Monday, August 17, 2009

A Possible Cure For Multiple Sclerosis?

I thought it was pretty cool that researchers at McGill University and the Jewish General Hospital Lady Institute for Medical Research in Montreal have developed a new experimental treatment for multiple sclerosis (MS) called GIFT15 that completely reverses it in mice. Even better, the researchers think the treatment should work in humans too. However, the MS has to be caught in its earliest stages for the treatment to be effective.

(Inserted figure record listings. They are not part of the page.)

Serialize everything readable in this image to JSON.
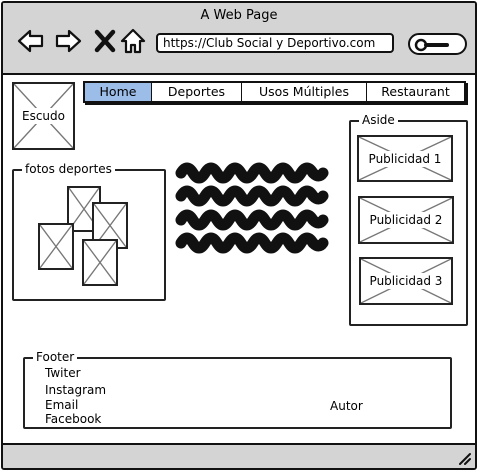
{
  "browser": {
    "title": "A Web Page",
    "url": "https://Club Social y Deportivo.com",
    "icons": [
      "back-arrow-icon",
      "forward-arrow-icon",
      "close-x-icon",
      "home-icon",
      "search-icon",
      "resize-grip-icon"
    ]
  },
  "header": {
    "logo_label": "Escudo"
  },
  "nav": {
    "tabs": [
      {
        "label": "Home",
        "active": true
      },
      {
        "label": "Deportes",
        "active": false
      },
      {
        "label": "Usos Múltiples",
        "active": false
      },
      {
        "label": "Restaurant",
        "active": false
      }
    ]
  },
  "gallery": {
    "label": "fotos deportes"
  },
  "aside": {
    "label": "Aside",
    "ads": [
      "Publicidad 1",
      "Publicidad 2",
      "Publicidad 3"
    ]
  },
  "footer": {
    "label": "Footer",
    "links": [
      "Twiter",
      "Instagram",
      "Email",
      "Facebook"
    ],
    "author": "Autor"
  },
  "colors": {
    "chrome": "#d4d4d4",
    "active_tab": "#9dbde9",
    "stroke": "#111111"
  }
}
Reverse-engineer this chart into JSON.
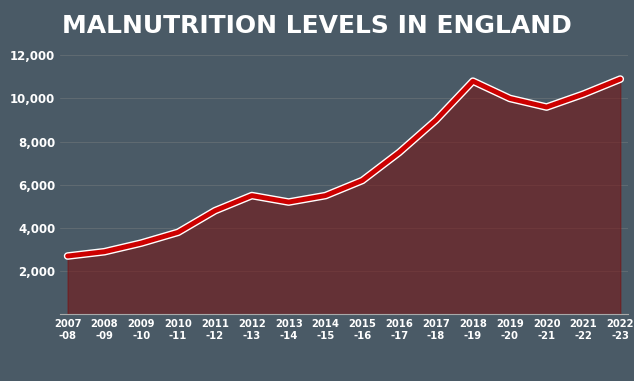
{
  "title": "MALNUTRITION LEVELS IN ENGLAND",
  "title_bg_color": "#8B1A1A",
  "title_text_color": "#FFFFFF",
  "bg_color": "#4a5a66",
  "fill_color": "#7a1010",
  "line_color": "#CC0000",
  "x_labels": [
    "2007\n-08",
    "2008\n-09",
    "2009\n-10",
    "2010\n-11",
    "2011\n-12",
    "2012\n-13",
    "2013\n-14",
    "2014\n-15",
    "2015\n-16",
    "2016\n-17",
    "2017\n-18",
    "2018\n-19",
    "2019\n-20",
    "2020\n-21",
    "2021\n-22",
    "2022\n-23"
  ],
  "y_values": [
    2700,
    2900,
    3300,
    3800,
    4800,
    5500,
    5200,
    5500,
    6200,
    7500,
    9000,
    10800,
    10000,
    9600,
    10200,
    10896
  ],
  "ylim": [
    0,
    12000
  ],
  "yticks": [
    2000,
    4000,
    6000,
    8000,
    10000,
    12000
  ],
  "grid_color": "#888888",
  "tick_label_color": "#FFFFFF",
  "line_width": 3.5,
  "fill_alpha": 0.55,
  "title_fontsize": 18
}
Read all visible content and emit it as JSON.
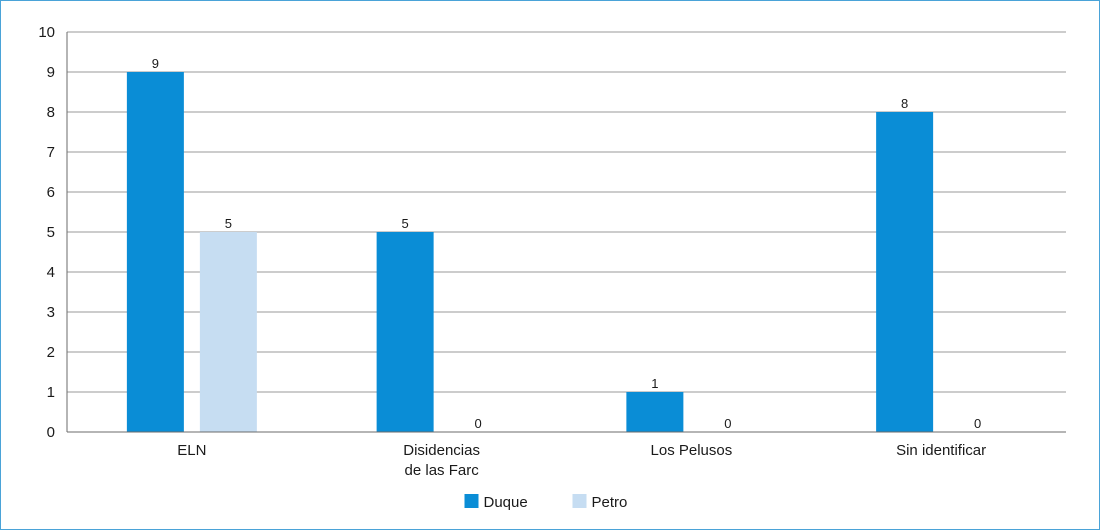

GIFT15 works by suppressing the body's immune response so that it will stop attacking the central nervous system. Because of the way it works, the treatment could also potentially be used to treat other autoimmune diseases, such as Crohn's, lupus, and arthritis, as well as to control immune responses in organ transplant patients. GIFT15 -- a new protein hormone that consists of a combination of GSM-CSF and interleukin-15 proteins that are fused together in the lab -- converts B-cells (white blood cells normally involved in immune response) into powerful immune-suppressive B-regulatory cells. The researchers took normal B-cells from the mice, added GIFT15 to transform the B-cells, and then gave the converted B-cells back to the mice intravenously. After one dose, the mice recovered from their MS-like illness with no significant side effects.

The research has been published in the journal Nature Medicine.